Notably, the Court concluded that it was bound to follow the legislative action. There are those who argue that America's courts have evolved to frequently ignore the separation of powers thus recognized (for more on the role of branches of government, see Inconceivable! (June 2020)). It is worth noting the Court's quote that: 
"It is no small matter for one branch of the government to annul the formal exercise by another and coordinate branch of power committed to the latter, and the courts should not and must not annul, as contrary to the constitution, a statute passed by the legislature, unless it can be said of the statute that it positively and certainly is opposed to the constitution." 
Finally, the Court turned to the actual causation in this instance. Mr. Slattery contracted a disease that millions of others also contracted. There was the apparent potential for exposure in a variety of locations and ways. In this, it seems similar to COVID-19. The Court noted that Mr. Slattery was shown to have been caring for twelve patients afflicted with the flu in his role as a hospital attendant. At the time, the flu epidemic "was raging in the city."

The factual evidence was that during the incubation period (4 days); "that so far as known he was not exposed to any cases except in the course of his employment," and that "during the two weeks preceding his illness had been working very hard and had gone directly from his home to his work and from his work to his home, and had not been out" otherwise. Thus, a logical cause was shown, and no other cause was demonstrated. However, review of Florida Occupational Disease Burden (December 2019) might suggest that such a demonstration today is perhaps insufficient?
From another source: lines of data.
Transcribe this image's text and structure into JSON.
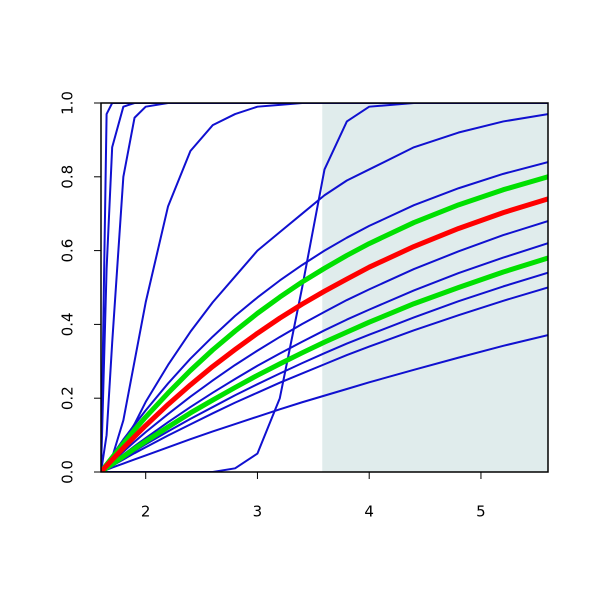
{
  "chart_data": {
    "type": "line",
    "x": [
      1.6,
      1.65,
      1.7,
      1.8,
      1.9,
      2.0,
      2.2,
      2.4,
      2.6,
      2.8,
      3.0,
      3.2,
      3.4,
      3.6,
      3.8,
      4.0,
      4.4,
      4.8,
      5.2,
      5.6
    ],
    "xlim": [
      1.6,
      5.6
    ],
    "xticks": [
      2,
      3,
      4,
      5
    ],
    "ylim": [
      0,
      1
    ],
    "yticks": [
      {
        "value": 0,
        "label": "0.0"
      },
      0.2,
      0.4,
      0.6,
      0.8,
      {
        "value": 1,
        "label": "1.0"
      }
    ],
    "shaded_x_range": [
      3.58,
      5.6
    ],
    "shade_color": "#e0ecec",
    "series": [
      {
        "color": "#1010d0",
        "width": 2,
        "values": [
          0,
          0.97,
          1,
          1,
          1,
          1,
          1,
          1,
          1,
          1,
          1,
          1,
          1,
          1,
          1,
          1,
          1,
          1,
          1,
          1
        ]
      },
      {
        "color": "#1010d0",
        "width": 2,
        "values": [
          0,
          0.55,
          0.88,
          0.99,
          1,
          1,
          1,
          1,
          1,
          1,
          1,
          1,
          1,
          1,
          1,
          1,
          1,
          1,
          1,
          1
        ]
      },
      {
        "color": "#1010d0",
        "width": 2,
        "values": [
          0,
          0.1,
          0.35,
          0.8,
          0.96,
          0.99,
          1,
          1,
          1,
          1,
          1,
          1,
          1,
          1,
          1,
          1,
          1,
          1,
          1,
          1
        ]
      },
      {
        "color": "#1010d0",
        "width": 2,
        "values": [
          0,
          0.01,
          0.04,
          0.14,
          0.3,
          0.46,
          0.72,
          0.87,
          0.94,
          0.97,
          0.99,
          0.995,
          1,
          1,
          1,
          1,
          1,
          1,
          1,
          1
        ]
      },
      {
        "color": "#1010d0",
        "width": 2,
        "values": [
          0,
          0.01,
          0.03,
          0.08,
          0.13,
          0.19,
          0.29,
          0.38,
          0.46,
          0.53,
          0.6,
          0.65,
          0.7,
          0.75,
          0.79,
          0.82,
          0.88,
          0.92,
          0.95,
          0.97
        ]
      },
      {
        "color": "#1010d0",
        "width": 2,
        "values": [
          0,
          0,
          0,
          0,
          0,
          0,
          0,
          0,
          0,
          0.01,
          0.05,
          0.2,
          0.5,
          0.82,
          0.95,
          0.99,
          1,
          1,
          1,
          1
        ]
      },
      {
        "color": "#1010d0",
        "width": 2,
        "values": [
          0,
          0.023,
          0.045,
          0.088,
          0.128,
          0.167,
          0.24,
          0.307,
          0.367,
          0.423,
          0.473,
          0.519,
          0.561,
          0.6,
          0.635,
          0.667,
          0.723,
          0.769,
          0.808,
          0.84
        ]
      },
      {
        "color": "#1010d0",
        "width": 2,
        "values": [
          0,
          0.014,
          0.028,
          0.055,
          0.082,
          0.108,
          0.157,
          0.204,
          0.248,
          0.29,
          0.329,
          0.366,
          0.401,
          0.434,
          0.466,
          0.495,
          0.55,
          0.598,
          0.642,
          0.68
        ]
      },
      {
        "color": "#1010d0",
        "width": 2,
        "values": [
          0,
          0.012,
          0.024,
          0.047,
          0.07,
          0.092,
          0.135,
          0.176,
          0.215,
          0.252,
          0.288,
          0.321,
          0.353,
          0.384,
          0.413,
          0.44,
          0.492,
          0.539,
          0.581,
          0.62
        ]
      },
      {
        "color": "#1010d0",
        "width": 2,
        "values": [
          0,
          0.01,
          0.019,
          0.038,
          0.057,
          0.075,
          0.11,
          0.144,
          0.176,
          0.208,
          0.238,
          0.267,
          0.295,
          0.322,
          0.348,
          0.372,
          0.419,
          0.463,
          0.503,
          0.54
        ]
      },
      {
        "color": "#1010d0",
        "width": 2,
        "values": [
          0,
          0.009,
          0.017,
          0.034,
          0.051,
          0.067,
          0.099,
          0.129,
          0.159,
          0.188,
          0.215,
          0.242,
          0.267,
          0.292,
          0.317,
          0.34,
          0.384,
          0.425,
          0.464,
          0.5
        ]
      },
      {
        "color": "#1010d0",
        "width": 2,
        "values": [
          0,
          0.006,
          0.012,
          0.023,
          0.034,
          0.045,
          0.067,
          0.089,
          0.11,
          0.13,
          0.15,
          0.17,
          0.189,
          0.207,
          0.225,
          0.243,
          0.277,
          0.31,
          0.342,
          0.371
        ]
      },
      {
        "color": "#00e000",
        "width": 5,
        "values": [
          0,
          0.02,
          0.039,
          0.077,
          0.114,
          0.149,
          0.214,
          0.275,
          0.331,
          0.382,
          0.43,
          0.474,
          0.515,
          0.552,
          0.587,
          0.619,
          0.676,
          0.724,
          0.765,
          0.8
        ]
      },
      {
        "color": "#00e000",
        "width": 5,
        "values": [
          0,
          0.011,
          0.021,
          0.042,
          0.063,
          0.083,
          0.122,
          0.16,
          0.195,
          0.229,
          0.262,
          0.293,
          0.323,
          0.352,
          0.379,
          0.406,
          0.456,
          0.5,
          0.542,
          0.58
        ]
      },
      {
        "color": "#ff0000",
        "width": 5,
        "values": [
          0,
          0.017,
          0.033,
          0.065,
          0.096,
          0.126,
          0.183,
          0.236,
          0.286,
          0.332,
          0.376,
          0.417,
          0.455,
          0.49,
          0.523,
          0.555,
          0.611,
          0.66,
          0.703,
          0.74
        ]
      }
    ]
  }
}
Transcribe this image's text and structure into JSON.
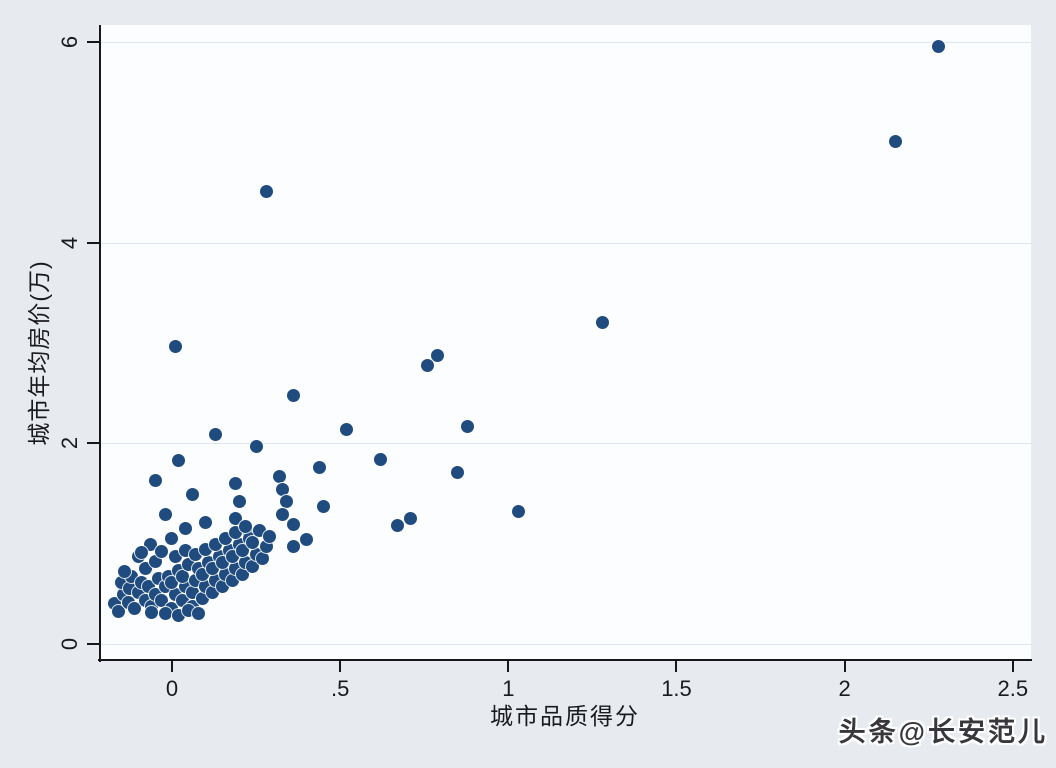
{
  "figure": {
    "background_color": "#e7ebf0",
    "plot_background_color": "#fcfdff",
    "grid_color": "#dde6ee",
    "axis_color": "#16161b",
    "marker_color": "#1f4b7e"
  },
  "watermark": {
    "text": "头条@长安范儿"
  },
  "chart_data": {
    "type": "scatter",
    "title": "",
    "xlabel": "城市品质得分",
    "ylabel": "城市年均房价(万)",
    "xlim": [
      -0.214,
      2.554
    ],
    "ylim": [
      -0.16,
      6.17
    ],
    "x_ticks": [
      0,
      0.5,
      1,
      1.5,
      2,
      2.5
    ],
    "x_tick_labels": [
      "0",
      ".5",
      "1",
      "1.5",
      "2",
      "2.5"
    ],
    "y_ticks": [
      0,
      2,
      4,
      6
    ],
    "y_tick_labels": [
      "0",
      "2",
      "4",
      "6"
    ],
    "grid": "horizontal",
    "legend": "none",
    "series_name": "城市",
    "points": [
      [
        2.28,
        5.96
      ],
      [
        2.15,
        5.01
      ],
      [
        0.28,
        4.51
      ],
      [
        1.28,
        3.2
      ],
      [
        0.01,
        2.97
      ],
      [
        0.79,
        2.88
      ],
      [
        0.76,
        2.78
      ],
      [
        0.36,
        2.48
      ],
      [
        0.88,
        2.17
      ],
      [
        0.52,
        2.14
      ],
      [
        0.13,
        2.09
      ],
      [
        0.25,
        1.97
      ],
      [
        0.62,
        1.84
      ],
      [
        0.02,
        1.83
      ],
      [
        0.44,
        1.76
      ],
      [
        0.85,
        1.71
      ],
      [
        0.32,
        1.67
      ],
      [
        -0.05,
        1.63
      ],
      [
        0.19,
        1.6
      ],
      [
        0.33,
        1.54
      ],
      [
        0.06,
        1.49
      ],
      [
        0.34,
        1.42
      ],
      [
        0.45,
        1.37
      ],
      [
        0.2,
        1.42
      ],
      [
        0.33,
        1.29
      ],
      [
        1.03,
        1.32
      ],
      [
        0.71,
        1.25
      ],
      [
        0.67,
        1.18
      ],
      [
        0.36,
        1.19
      ],
      [
        0.4,
        1.04
      ],
      [
        0.36,
        0.97
      ],
      [
        0.23,
        1.1
      ],
      [
        0.19,
        1.25
      ],
      [
        -0.02,
        1.29
      ],
      [
        0.0,
        1.05
      ],
      [
        -0.065,
        0.99
      ],
      [
        -0.1,
        0.87
      ],
      [
        0.04,
        1.15
      ],
      [
        0.1,
        1.21
      ],
      [
        -0.17,
        0.4
      ],
      [
        -0.16,
        0.32
      ],
      [
        -0.145,
        0.49
      ],
      [
        -0.15,
        0.61
      ],
      [
        -0.125,
        0.55
      ],
      [
        -0.13,
        0.41
      ],
      [
        -0.11,
        0.35
      ],
      [
        -0.1,
        0.51
      ],
      [
        -0.12,
        0.67
      ],
      [
        -0.09,
        0.61
      ],
      [
        -0.08,
        0.43
      ],
      [
        -0.07,
        0.57
      ],
      [
        -0.06,
        0.37
      ],
      [
        -0.05,
        0.49
      ],
      [
        -0.08,
        0.75
      ],
      [
        -0.04,
        0.65
      ],
      [
        -0.03,
        0.43
      ],
      [
        -0.02,
        0.57
      ],
      [
        -0.05,
        0.82
      ],
      [
        -0.01,
        0.67
      ],
      [
        0.0,
        0.35
      ],
      [
        0.01,
        0.49
      ],
      [
        0.0,
        0.61
      ],
      [
        0.02,
        0.73
      ],
      [
        0.01,
        0.87
      ],
      [
        0.03,
        0.43
      ],
      [
        0.04,
        0.57
      ],
      [
        0.03,
        0.67
      ],
      [
        0.05,
        0.79
      ],
      [
        0.04,
        0.93
      ],
      [
        0.06,
        0.37
      ],
      [
        0.06,
        0.51
      ],
      [
        0.07,
        0.63
      ],
      [
        0.08,
        0.75
      ],
      [
        0.07,
        0.89
      ],
      [
        0.09,
        0.45
      ],
      [
        0.1,
        0.57
      ],
      [
        0.09,
        0.69
      ],
      [
        0.11,
        0.81
      ],
      [
        0.1,
        0.94
      ],
      [
        0.12,
        0.51
      ],
      [
        0.13,
        0.63
      ],
      [
        0.12,
        0.75
      ],
      [
        0.14,
        0.87
      ],
      [
        0.13,
        0.99
      ],
      [
        0.15,
        0.57
      ],
      [
        0.16,
        0.69
      ],
      [
        0.15,
        0.81
      ],
      [
        0.17,
        0.93
      ],
      [
        0.16,
        1.05
      ],
      [
        0.18,
        0.63
      ],
      [
        0.19,
        0.75
      ],
      [
        0.18,
        0.87
      ],
      [
        0.2,
        0.99
      ],
      [
        0.19,
        1.11
      ],
      [
        0.21,
        0.69
      ],
      [
        0.22,
        0.81
      ],
      [
        0.21,
        0.93
      ],
      [
        0.23,
        1.05
      ],
      [
        0.22,
        1.17
      ],
      [
        0.24,
        0.77
      ],
      [
        0.25,
        0.89
      ],
      [
        0.24,
        1.01
      ],
      [
        0.26,
        1.13
      ],
      [
        0.27,
        0.85
      ],
      [
        0.28,
        0.97
      ],
      [
        0.29,
        1.07
      ],
      [
        -0.02,
        0.3
      ],
      [
        0.02,
        0.28
      ],
      [
        0.05,
        0.33
      ],
      [
        -0.06,
        0.31
      ],
      [
        0.08,
        0.3
      ],
      [
        -0.09,
        0.91
      ],
      [
        -0.03,
        0.92
      ],
      [
        -0.14,
        0.72
      ]
    ]
  }
}
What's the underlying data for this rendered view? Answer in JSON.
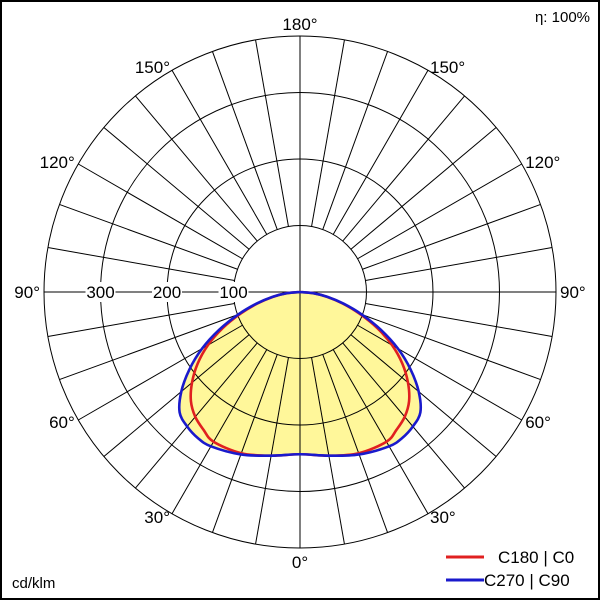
{
  "chart_data": {
    "type": "polar",
    "efficiency_label": "η: 100%",
    "unit_label": "cd/klm",
    "radial_ticks": [
      100,
      200,
      300
    ],
    "radial_tick_labels": [
      "100",
      "200",
      "300"
    ],
    "rmax": 385,
    "angle_labels": [
      {
        "text": "180°",
        "angle": 180,
        "side": "center"
      },
      {
        "text": "150°",
        "angle": 150,
        "side": "left"
      },
      {
        "text": "150°",
        "angle": 150,
        "side": "right"
      },
      {
        "text": "120°",
        "angle": 120,
        "side": "left"
      },
      {
        "text": "120°",
        "angle": 120,
        "side": "right"
      },
      {
        "text": "90°",
        "angle": 90,
        "side": "left"
      },
      {
        "text": "90°",
        "angle": 90,
        "side": "right"
      },
      {
        "text": "60°",
        "angle": 60,
        "side": "left"
      },
      {
        "text": "60°",
        "angle": 60,
        "side": "right"
      },
      {
        "text": "30°",
        "angle": 30,
        "side": "left"
      },
      {
        "text": "30°",
        "angle": 30,
        "side": "right"
      },
      {
        "text": "0°",
        "angle": 0,
        "side": "center"
      }
    ],
    "series": [
      {
        "name": "C180 | C0",
        "color": "#e02020",
        "angles": [
          0,
          10,
          20,
          30,
          35,
          40,
          45,
          50,
          55,
          60,
          65,
          70,
          75,
          80,
          85,
          90
        ],
        "values": [
          244,
          250,
          258,
          260,
          253,
          245,
          232,
          212,
          188,
          160,
          128,
          95,
          66,
          41,
          20,
          0
        ]
      },
      {
        "name": "C270 | C90",
        "color": "#1a1acc",
        "angles": [
          0,
          10,
          20,
          30,
          35,
          40,
          45,
          50,
          55,
          60,
          65,
          70,
          75,
          80,
          85,
          90
        ],
        "values": [
          244,
          250,
          260,
          268,
          268,
          264,
          256,
          233,
          203,
          170,
          134,
          99,
          68,
          42,
          20,
          0
        ]
      }
    ],
    "fill_color": "#fff79a"
  }
}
On that demonstration of proven workplace exposure and the absence of any other exposure, the Court affirmed the trial conclusion that this disease was work-related. In doing so, the Court also reminded that its role was not to re-decide the case, nor to determine if it agreed with the Commission's conclusions. Its role was to consider whether "a reasonable man could not reach the conclusion which the commission did." The standard in appellate review is one of error, not disagreement. That an appellate body may disagree factually is not sufficient to support a reversal. 

Thus, 1918 was a time of pandemic. A healthcare worker contracted what is undoubtedly an "ordinary disease of life." The trial body determined that under that state's law an "injury" rather than "accident" was the critical analysis (thus arguably, disease insinuates into workers' compensation early through word choice, whether intentional or not). The appellate court found no grounds to discount the factual conclusions of causation and interpreted the word use to support a broad and "inclusive" connotation. The evolution of workers' compensation toward disease had thus begun. 

Would the outcome be different today? The analysis in many states will turn on whether COVID-19 (or other malady) is an "ordinary disease of life." The analysis will perhaps be influenced by whether the injured worker's occupation was one that presented some specific or increased risk of disease; that is perhaps more likely for a healthcare worker than for one who sits alone in an office all day? These distinctions and factual discussions are perhaps the critical element in the analysis of various workers' compensation statutes across the country.

COVID-19 is with us for at least the near term. We will all struggle with it on a personal level at least. Claims professionals, risk managers, lawyers, doctors, and judges seem destined to be faced with it professionally as well. The decisions may involve compensability, the legality of executive imposition of presumptions, the retroactive application of law changes, and more. It will be intriguing to observe in those broad contexts. However, it is also important to remember that each such example is actually about the two people for whom workers' compensation was created: the employee and employer. Let us not forget that these interesting debates all involve real people and impact real lives.